As the media has dragged up the topic over the past decade....Germany has continually said it acquired the statue legally and just won’t even discuss ownership....or even a loan because moving the “fragile” bust might be dangerous.

I sat there and pondered upon the German argument....and if this were a piece of plaster....they’d be actually right about the danger in moving it. But strangely enough....since it is limestone....there just isn’t any danger. Course, maybe they are still in the stupid mode from 1913, and still believe they hold just a plaster statue....of some princess....and nothing more.

The more you ponder on this issue....you see some folks who made up a deal that was kinda underhanded and involved some trickery of sorts. It wasn’t a legitimate contract between the two countries in 1913 because of the false claim on the German’s part.

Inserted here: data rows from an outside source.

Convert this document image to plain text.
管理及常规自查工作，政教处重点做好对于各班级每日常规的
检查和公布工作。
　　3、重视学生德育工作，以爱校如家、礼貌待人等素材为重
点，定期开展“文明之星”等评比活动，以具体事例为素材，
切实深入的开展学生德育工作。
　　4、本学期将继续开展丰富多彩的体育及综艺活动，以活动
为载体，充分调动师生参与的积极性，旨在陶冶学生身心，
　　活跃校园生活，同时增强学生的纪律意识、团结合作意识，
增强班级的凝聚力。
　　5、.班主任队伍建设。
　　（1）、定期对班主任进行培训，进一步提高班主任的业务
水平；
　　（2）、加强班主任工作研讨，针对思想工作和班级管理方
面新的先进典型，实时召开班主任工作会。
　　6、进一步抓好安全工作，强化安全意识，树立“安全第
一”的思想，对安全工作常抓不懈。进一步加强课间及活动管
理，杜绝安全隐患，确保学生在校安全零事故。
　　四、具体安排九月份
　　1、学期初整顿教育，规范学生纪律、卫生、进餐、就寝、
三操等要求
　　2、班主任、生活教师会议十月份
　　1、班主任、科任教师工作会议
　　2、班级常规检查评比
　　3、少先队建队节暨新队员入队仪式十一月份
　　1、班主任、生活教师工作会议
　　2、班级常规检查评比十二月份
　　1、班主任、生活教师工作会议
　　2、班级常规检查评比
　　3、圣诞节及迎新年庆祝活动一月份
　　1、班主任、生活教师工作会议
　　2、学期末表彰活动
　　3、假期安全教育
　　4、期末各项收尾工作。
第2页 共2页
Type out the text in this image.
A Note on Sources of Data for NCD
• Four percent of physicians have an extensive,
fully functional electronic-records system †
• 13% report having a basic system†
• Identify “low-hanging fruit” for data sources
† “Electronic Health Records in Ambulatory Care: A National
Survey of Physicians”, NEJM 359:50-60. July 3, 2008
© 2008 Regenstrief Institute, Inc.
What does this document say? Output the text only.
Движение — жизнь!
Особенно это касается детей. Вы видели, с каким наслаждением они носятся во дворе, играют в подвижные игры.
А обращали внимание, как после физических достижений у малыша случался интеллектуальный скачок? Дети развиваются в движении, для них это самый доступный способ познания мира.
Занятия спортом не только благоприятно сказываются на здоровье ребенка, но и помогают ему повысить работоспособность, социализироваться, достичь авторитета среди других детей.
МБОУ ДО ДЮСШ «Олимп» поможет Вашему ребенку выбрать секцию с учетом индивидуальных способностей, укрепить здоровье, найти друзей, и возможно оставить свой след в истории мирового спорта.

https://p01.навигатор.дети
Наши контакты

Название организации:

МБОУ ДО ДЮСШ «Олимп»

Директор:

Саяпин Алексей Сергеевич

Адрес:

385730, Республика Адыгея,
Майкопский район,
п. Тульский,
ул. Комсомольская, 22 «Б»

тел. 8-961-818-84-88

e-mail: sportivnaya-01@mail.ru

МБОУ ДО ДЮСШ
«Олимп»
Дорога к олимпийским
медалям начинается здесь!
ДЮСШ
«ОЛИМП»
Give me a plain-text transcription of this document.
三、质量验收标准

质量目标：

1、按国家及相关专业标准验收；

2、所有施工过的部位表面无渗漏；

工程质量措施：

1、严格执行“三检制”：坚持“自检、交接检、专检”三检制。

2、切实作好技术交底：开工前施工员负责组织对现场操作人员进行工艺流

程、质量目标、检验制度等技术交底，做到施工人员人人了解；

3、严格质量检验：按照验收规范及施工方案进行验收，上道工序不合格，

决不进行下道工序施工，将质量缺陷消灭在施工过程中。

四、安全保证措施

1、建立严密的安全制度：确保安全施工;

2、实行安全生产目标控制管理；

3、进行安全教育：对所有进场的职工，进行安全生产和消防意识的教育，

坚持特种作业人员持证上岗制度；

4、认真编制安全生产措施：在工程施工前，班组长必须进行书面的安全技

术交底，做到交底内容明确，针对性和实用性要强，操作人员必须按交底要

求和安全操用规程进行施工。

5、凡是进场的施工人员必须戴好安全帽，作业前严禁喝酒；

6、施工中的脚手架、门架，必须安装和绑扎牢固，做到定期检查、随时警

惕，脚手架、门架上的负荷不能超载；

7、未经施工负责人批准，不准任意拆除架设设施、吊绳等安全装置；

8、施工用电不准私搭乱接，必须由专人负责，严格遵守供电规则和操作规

The problem is that there are thousands of pieces of art in German, British, French and Italian museums....which were gained through questionable methods. If you open up the door to this episode....then you start to question alot of stuff gained from Greece, Turkey, Syria, and Egypt. The bottom line is that if you took out thirty percent of the current holdings and handed them back over...then what? Could you even run a 4-star museum with a 3-star collection? That’s what this really comes down to.